Überall vergnügen sich Männer mit jungen Frauen, koksen, trinken und lassen ihrer Lust aufeinander freien Lauf. Ich ziehe skeptisch die Augenbrauen hoch und Flo führt mich in das letzte Separee, wir setzen uns und eine Bedienung in schwarzen Lackhotpants, transparenter ärmelloser Bluse, stellt ein Tablett mit zwei Gläsern Wasser, einem Glas Champagner und drei akkurat gezogenen Lines, ab. Ich sehe meinen Mann abwartend an, die Kellnerin beugt sich dicht an sein Ohr, flüstert ihm etwas zu und fährt mit ihren pinken, langen Fingernägeln an seinem Anzug entlang. Brutal hält er ihre Hand fest, deutet mit einem Kopfnicken auf mich und sie sieht mir, mit Augen so groß wie Untertassen ins Gesicht. Mit gesenkten Kopf verschwindet sie und Flo reicht mir den Champagner. Edi und er stoßen mit Wasser an, ich trinke einen großen Schluck, stehe auf und stelle mich an das Glasgeländer, mein Blick schweift über die feiernden Menschen, die sich prächtig amüsieren. Die Bar erstreckt sich über die gesamte rechte Wand. Zehn Mitarbeiter rotieren mit sämtlichen Getränkebestellungen, außerdem schlängeln sich Mädchen, in knappen Outfits durch die tanzende Meute. Ein DJ heizt an einem überdimensionalen Pult der Menge ordentlich ein, ein breitschultriger Mann steht auf einmal dicht neben mir und spricht mich auf Englisch an, was eine so hübsche Frau hier so allein macht. Doch bevor ich ihm antworte, hat Flo ihm am Kragen gepackt und gibt ihm sehr deutlich zu verstehen, dass ich tabu bin.

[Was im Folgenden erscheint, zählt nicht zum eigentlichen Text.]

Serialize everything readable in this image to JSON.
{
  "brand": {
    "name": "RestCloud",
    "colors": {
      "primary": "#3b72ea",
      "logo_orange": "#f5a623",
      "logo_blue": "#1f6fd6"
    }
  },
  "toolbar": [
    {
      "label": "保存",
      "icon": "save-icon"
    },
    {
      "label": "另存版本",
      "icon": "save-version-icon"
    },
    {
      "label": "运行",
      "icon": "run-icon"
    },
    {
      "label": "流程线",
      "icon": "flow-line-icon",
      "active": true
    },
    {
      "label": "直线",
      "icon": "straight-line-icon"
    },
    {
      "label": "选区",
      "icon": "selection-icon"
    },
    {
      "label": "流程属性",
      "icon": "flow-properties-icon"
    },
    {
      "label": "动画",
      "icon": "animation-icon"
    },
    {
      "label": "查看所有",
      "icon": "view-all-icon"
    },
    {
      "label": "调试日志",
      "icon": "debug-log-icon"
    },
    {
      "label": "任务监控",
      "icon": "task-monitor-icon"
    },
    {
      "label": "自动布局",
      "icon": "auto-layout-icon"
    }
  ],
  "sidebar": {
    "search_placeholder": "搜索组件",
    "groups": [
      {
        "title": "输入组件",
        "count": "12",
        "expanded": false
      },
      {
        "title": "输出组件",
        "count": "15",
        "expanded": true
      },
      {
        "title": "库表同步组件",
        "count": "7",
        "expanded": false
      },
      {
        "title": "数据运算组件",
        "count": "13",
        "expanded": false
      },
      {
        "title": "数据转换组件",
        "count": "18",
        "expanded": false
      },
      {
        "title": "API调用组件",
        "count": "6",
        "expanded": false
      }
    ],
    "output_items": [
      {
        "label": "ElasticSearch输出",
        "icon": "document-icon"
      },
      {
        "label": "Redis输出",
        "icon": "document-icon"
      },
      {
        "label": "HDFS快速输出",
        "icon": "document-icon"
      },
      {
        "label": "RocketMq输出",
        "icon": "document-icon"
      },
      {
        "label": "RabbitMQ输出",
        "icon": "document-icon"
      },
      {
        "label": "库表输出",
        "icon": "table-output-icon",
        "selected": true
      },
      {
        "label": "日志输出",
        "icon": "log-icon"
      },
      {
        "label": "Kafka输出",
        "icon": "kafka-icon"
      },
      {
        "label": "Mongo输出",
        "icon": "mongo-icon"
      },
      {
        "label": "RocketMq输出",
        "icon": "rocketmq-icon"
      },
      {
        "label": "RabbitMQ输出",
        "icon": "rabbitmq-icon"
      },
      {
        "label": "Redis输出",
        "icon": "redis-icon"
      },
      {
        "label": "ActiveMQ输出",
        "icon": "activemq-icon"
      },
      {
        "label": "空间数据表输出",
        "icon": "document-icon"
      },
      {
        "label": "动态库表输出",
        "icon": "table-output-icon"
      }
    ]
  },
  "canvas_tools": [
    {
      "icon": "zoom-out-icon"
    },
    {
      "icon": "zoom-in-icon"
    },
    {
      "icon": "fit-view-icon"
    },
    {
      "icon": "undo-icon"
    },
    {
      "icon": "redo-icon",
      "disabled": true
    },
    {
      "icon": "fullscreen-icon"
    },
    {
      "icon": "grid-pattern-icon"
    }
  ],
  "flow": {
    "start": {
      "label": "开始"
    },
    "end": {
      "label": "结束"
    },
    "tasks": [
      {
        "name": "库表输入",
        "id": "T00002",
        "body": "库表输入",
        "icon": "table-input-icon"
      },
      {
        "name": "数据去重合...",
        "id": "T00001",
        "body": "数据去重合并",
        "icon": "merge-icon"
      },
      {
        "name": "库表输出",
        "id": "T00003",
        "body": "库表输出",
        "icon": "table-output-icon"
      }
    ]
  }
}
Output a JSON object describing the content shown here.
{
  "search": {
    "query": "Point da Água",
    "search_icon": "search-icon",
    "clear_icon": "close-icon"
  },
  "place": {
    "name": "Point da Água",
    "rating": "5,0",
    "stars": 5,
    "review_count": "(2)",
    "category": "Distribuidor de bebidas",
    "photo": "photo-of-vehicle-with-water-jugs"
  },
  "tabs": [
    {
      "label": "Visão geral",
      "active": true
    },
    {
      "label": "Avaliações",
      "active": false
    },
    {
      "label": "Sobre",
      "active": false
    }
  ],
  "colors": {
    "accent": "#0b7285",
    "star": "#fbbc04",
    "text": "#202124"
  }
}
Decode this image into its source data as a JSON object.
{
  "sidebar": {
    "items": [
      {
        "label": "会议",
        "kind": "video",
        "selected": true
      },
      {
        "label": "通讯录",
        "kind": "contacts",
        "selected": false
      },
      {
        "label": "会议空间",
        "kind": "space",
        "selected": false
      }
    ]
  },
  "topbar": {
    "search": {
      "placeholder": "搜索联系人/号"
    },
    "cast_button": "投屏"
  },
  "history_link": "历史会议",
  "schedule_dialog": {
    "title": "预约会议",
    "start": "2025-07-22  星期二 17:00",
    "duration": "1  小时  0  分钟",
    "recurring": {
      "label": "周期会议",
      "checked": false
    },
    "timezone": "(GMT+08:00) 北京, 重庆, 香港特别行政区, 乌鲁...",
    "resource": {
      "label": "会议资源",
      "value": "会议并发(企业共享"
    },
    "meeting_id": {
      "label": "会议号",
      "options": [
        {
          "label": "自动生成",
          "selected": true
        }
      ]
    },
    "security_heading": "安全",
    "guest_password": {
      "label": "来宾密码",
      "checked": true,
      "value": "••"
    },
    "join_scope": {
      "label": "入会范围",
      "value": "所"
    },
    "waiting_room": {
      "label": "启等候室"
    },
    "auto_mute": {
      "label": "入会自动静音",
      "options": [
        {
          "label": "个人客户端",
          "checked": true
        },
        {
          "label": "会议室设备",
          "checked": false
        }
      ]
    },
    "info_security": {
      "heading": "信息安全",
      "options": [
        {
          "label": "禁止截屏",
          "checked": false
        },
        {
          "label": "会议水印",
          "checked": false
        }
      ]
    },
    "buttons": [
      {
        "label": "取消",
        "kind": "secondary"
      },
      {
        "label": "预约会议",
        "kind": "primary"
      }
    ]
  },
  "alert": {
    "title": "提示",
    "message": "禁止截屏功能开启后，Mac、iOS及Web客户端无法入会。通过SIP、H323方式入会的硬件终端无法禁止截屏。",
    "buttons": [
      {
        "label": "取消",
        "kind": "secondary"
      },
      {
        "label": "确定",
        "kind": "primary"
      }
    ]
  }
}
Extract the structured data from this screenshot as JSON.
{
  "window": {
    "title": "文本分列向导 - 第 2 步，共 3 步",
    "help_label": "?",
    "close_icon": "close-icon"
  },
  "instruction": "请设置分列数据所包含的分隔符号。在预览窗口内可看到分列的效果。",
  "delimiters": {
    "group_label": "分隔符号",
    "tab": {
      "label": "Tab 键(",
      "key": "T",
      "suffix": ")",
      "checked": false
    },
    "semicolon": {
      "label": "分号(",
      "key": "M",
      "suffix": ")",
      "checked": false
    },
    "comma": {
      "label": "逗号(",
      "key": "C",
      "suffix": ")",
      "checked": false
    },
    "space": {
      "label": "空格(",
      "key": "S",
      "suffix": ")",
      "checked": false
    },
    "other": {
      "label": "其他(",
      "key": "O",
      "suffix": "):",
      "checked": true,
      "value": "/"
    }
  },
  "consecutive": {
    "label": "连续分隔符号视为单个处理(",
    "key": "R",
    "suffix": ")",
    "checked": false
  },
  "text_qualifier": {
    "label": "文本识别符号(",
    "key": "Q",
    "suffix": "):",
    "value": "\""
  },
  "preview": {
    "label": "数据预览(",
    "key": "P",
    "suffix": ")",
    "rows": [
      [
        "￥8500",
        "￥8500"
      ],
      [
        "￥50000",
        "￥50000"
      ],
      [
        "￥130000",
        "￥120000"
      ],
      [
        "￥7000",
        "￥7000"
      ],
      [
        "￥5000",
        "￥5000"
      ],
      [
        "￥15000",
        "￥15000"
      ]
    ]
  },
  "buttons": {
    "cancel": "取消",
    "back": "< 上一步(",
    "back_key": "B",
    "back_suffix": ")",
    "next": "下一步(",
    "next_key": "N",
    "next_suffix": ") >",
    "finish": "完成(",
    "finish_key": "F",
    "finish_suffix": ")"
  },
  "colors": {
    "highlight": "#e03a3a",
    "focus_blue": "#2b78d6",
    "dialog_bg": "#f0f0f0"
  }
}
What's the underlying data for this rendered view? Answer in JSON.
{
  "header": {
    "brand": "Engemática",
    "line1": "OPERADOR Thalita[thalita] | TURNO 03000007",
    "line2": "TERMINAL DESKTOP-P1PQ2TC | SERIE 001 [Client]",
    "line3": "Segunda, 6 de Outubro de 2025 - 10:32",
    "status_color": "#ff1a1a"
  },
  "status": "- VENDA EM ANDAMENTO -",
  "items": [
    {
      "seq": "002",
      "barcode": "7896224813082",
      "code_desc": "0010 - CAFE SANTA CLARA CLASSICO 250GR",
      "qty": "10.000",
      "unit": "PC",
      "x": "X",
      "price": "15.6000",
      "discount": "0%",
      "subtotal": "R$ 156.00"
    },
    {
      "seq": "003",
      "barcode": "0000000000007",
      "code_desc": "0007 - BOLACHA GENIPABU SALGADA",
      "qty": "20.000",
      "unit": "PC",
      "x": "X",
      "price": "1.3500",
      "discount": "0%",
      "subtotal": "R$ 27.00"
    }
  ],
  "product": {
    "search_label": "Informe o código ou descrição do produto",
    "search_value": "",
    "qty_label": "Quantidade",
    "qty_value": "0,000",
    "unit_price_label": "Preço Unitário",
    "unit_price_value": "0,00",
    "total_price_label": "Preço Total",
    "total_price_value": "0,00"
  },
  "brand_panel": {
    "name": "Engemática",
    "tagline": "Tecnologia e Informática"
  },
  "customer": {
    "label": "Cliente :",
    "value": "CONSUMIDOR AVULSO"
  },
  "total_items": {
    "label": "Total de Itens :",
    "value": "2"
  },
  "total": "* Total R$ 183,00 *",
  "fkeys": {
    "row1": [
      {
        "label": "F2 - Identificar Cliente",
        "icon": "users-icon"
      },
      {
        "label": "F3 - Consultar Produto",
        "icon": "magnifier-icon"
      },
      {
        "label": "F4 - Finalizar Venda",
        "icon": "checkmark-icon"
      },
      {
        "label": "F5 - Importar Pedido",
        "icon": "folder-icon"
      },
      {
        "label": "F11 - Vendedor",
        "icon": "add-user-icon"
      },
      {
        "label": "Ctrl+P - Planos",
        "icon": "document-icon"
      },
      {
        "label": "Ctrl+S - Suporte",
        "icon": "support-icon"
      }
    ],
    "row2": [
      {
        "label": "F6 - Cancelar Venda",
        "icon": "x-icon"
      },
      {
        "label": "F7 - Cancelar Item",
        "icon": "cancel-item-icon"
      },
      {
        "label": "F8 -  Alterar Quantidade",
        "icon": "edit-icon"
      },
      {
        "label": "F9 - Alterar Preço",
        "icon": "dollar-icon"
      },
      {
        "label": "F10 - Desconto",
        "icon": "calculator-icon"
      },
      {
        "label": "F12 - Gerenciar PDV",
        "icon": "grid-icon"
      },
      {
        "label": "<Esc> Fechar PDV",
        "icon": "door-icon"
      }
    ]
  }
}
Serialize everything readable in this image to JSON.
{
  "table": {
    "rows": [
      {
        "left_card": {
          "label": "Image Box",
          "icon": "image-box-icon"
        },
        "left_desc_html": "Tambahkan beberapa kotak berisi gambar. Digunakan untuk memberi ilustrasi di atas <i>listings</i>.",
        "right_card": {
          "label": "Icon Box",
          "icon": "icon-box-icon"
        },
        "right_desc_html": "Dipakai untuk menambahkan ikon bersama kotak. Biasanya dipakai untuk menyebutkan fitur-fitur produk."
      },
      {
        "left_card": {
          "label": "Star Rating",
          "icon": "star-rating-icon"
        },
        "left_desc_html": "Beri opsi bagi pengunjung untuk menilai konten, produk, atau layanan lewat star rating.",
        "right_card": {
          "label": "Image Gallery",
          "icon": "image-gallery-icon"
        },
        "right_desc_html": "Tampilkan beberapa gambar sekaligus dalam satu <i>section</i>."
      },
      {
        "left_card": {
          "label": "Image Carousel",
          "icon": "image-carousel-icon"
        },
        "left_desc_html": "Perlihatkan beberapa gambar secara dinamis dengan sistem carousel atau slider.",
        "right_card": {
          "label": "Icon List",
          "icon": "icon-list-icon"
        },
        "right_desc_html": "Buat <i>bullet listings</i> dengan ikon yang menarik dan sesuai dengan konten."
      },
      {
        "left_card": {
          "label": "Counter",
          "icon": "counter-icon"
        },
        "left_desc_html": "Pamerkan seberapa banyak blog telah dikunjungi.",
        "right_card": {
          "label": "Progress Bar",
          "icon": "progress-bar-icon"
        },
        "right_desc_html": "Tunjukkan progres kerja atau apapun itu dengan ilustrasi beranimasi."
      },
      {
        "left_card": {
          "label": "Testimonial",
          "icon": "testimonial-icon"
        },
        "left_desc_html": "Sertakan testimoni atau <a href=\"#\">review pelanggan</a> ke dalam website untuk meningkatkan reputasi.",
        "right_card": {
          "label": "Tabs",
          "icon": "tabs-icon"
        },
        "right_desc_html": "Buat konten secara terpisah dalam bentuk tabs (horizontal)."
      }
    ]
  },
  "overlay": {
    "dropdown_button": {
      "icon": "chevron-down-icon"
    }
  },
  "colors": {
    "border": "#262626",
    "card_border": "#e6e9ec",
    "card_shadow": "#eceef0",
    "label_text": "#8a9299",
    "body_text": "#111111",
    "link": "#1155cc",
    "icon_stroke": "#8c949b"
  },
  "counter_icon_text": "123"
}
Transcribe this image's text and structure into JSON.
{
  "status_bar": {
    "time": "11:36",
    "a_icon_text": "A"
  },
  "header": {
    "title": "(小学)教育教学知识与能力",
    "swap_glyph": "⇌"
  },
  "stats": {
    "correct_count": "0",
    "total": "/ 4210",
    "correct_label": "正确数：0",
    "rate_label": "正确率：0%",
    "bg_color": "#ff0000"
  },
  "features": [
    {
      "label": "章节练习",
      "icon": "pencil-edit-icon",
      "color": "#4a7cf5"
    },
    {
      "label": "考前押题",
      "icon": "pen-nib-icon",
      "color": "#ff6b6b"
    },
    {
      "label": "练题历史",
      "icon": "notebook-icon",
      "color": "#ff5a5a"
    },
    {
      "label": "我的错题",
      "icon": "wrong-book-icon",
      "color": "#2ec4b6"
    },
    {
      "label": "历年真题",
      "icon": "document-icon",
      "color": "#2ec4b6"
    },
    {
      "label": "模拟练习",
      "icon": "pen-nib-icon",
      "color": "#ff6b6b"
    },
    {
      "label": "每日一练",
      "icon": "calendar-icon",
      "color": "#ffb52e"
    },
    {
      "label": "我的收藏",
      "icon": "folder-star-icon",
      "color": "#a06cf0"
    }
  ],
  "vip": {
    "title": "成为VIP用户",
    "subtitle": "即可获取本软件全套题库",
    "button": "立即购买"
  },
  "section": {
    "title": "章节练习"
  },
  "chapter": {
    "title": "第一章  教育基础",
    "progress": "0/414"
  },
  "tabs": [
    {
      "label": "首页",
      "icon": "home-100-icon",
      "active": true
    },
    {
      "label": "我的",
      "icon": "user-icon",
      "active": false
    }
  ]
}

"Er weiß nicht zu wem du gehörst", haucht er mir ins Ohr, "und, was sagst Du zum Club?"

"Es gefällt mir, aber die Tänzerinnen gehen auf den kleinen Podesten völlig unter, warum lässt du sie nicht in Käfigen tanzen?! Da grabscht sie niemand an, die Show erlangt so mehr Anerkennung und Aufmerksamkeit. Ich schaue mir die Zahlen nochmal in Ruhe an. Wie ist das mit dem Koks, ist das nur den VIPs vorbehalten, oder vertickt es auch jemand in der Menge?"

"Das ist nur für die Gäste hier oben, die nur mit einer Zutrittskarte Einlass bekommen, der Bordellbetrieb findet hinter dieser Tür statt", Flo deutet mit dem Kopf auf sie, die direkt neben der Nische von uns ist. "Willst du ihn dir ansehen?" Ich nicke und er gewährt mir den Vortritt, die Tür ist durch eine Zahlenkombination verschlossen, die Flo an einem Panel eintippt. Mit einem leisen Surren öffnet sie sich, der Boden ist mit einem roten, dicken Teppich ausgelegt, die Wände mit einer schwarzen Ornamenttapete verziert, goldene, kleine Kerzenhalter mit künstlichem Licht flackern leicht vor sich und tauchen den Gang in eine schummrige, gemütliche Atmosphäre.

Deckenspots weisen dem Besucher den Weg, zusätzliche schalten sich LED-Lämpchen im Boden, bei jedem Schritt ein. Die Türen sind hier ebenfalls alle links, einige sind verschlossen, bei denen die offen sind, sitzen die Frauen in schwarzer Unterwäsche in einem goldenen Sessel und warten auf Kundschaft. Ich werfe einen Blick in eines der Zimmer, das runde Bett dominiert, den sonst sehr karg eingerichteten Raum. Die Huren begutachten mich skeptisch und Flo spricht auf Englisch mit ihnen, bei fast jeder, ist ein russischer Akzent heraus zu hören. "Du hast also hauptsächlich Russinnen?"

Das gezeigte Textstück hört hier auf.